Posted by: Bill K. | Tuesday, 05 February 2008 at 05:46 PM
Francis Beckwith had a blogpost on his site regarding this issue that I visited yesterday.
http://www.whatswrongwiththeworld.net/
It included a YouTube link:
http://www.youtube.com/profile?user=lifeforlauren
with a full video that showed how active and responsive Lauren is to others.
Now when you visit the YouTube link, the video has been removed, but you can read the comments from those who viewed the video.
Actually my whole family watched it and couldn't believe how lively she is - she responded several times to questions asked by her father - affirmative responses, both in video and audio, and her mother wants to pull her feeding tube and starve her like Terri?

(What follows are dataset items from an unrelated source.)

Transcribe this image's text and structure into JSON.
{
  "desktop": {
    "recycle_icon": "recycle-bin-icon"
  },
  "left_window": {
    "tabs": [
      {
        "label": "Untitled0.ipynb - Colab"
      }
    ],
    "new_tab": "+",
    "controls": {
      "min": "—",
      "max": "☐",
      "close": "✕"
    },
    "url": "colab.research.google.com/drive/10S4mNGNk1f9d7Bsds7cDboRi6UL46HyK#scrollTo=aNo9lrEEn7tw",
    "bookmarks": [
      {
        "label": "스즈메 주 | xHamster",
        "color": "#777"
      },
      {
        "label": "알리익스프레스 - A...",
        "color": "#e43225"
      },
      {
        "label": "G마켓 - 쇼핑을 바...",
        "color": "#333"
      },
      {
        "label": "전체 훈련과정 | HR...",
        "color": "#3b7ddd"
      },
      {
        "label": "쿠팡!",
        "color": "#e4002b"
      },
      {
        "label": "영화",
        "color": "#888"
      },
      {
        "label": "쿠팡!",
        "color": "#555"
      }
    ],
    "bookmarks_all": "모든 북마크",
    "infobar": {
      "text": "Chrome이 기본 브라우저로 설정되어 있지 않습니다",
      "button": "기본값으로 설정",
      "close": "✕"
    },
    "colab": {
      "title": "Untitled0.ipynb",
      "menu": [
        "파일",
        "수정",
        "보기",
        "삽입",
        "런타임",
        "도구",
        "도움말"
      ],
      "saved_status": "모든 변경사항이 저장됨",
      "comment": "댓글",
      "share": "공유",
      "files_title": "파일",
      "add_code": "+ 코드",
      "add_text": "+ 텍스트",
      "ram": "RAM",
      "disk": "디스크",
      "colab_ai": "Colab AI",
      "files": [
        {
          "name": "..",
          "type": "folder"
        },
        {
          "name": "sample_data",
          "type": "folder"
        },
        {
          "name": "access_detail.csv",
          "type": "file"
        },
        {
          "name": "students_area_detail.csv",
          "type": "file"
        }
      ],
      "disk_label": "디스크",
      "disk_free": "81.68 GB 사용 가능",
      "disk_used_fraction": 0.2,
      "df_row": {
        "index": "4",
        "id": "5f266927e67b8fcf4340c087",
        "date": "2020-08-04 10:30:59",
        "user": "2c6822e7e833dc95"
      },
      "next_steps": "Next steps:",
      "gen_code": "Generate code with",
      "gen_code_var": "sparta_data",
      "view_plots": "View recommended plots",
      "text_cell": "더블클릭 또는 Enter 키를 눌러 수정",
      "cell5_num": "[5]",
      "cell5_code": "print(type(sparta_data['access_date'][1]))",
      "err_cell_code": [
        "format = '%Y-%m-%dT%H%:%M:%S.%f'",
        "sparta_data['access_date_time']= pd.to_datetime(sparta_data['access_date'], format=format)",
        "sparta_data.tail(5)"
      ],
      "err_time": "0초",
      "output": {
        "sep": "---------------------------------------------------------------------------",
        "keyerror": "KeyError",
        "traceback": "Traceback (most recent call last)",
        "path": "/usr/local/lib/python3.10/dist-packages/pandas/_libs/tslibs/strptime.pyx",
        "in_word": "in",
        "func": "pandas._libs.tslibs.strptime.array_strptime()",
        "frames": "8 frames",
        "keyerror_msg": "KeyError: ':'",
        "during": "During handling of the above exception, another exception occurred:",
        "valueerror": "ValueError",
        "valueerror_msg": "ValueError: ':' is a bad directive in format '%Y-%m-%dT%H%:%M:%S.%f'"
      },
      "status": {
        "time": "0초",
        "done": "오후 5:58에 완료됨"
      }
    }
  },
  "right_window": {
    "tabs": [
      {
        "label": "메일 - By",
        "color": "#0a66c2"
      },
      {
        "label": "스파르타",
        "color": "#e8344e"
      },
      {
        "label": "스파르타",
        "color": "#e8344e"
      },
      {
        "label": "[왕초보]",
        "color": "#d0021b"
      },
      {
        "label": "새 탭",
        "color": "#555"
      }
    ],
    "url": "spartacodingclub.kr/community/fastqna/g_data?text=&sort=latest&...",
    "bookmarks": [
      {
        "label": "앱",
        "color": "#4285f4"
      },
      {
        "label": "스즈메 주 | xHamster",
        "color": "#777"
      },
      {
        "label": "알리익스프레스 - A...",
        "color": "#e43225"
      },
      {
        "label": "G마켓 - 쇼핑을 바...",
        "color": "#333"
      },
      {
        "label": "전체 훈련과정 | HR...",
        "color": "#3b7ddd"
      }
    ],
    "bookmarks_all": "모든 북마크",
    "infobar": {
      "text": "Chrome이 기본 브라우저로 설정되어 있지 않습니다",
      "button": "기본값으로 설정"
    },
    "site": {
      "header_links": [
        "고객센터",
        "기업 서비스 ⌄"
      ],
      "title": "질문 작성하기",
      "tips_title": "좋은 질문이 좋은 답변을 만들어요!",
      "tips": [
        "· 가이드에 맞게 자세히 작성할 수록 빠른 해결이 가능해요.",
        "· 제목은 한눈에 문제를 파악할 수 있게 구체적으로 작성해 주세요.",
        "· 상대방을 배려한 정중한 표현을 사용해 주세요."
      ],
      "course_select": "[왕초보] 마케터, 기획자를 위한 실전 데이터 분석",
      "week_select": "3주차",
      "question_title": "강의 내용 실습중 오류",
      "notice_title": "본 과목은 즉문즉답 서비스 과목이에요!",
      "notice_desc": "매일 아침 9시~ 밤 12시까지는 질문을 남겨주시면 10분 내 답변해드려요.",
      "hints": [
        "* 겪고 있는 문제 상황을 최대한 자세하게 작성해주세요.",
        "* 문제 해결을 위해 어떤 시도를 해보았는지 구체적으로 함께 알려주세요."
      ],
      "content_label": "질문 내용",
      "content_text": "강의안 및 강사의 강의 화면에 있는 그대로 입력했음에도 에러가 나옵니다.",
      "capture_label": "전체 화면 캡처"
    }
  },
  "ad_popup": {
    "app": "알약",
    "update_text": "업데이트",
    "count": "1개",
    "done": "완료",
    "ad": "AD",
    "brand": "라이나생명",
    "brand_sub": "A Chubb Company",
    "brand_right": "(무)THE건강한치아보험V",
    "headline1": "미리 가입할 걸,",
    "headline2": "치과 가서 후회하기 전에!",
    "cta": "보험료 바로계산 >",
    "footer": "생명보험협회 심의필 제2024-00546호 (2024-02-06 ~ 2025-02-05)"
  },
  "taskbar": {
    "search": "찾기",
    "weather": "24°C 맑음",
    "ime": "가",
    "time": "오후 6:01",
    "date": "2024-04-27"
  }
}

The media is putting the whole PVS spin on it already.
And apparently the court told the father to pull the video from YouTube, because it demonstrates her humanity & presence of mind too clearly.
God is sovereign in all things - all He's doing right now is convicting our nation of lacking faith.
The love of many is growing cold.
Posted by: Chris Arsenault | Wednesday, 06 February 2008 at 07:25 AM
The video is down because of a court injunction. This from Laurenforlife.org
"Due to an Injunction against Lauren's father, by the court appointed lawyer ad litem (allegedly representing the interests of Lauren), we may no longer link to the video which showed Lauren responding to family members. This order, which was signed by Master Samuel Glasscock, asserts the right to privacy of Lauren by the same lawyer who consented to terminating her life."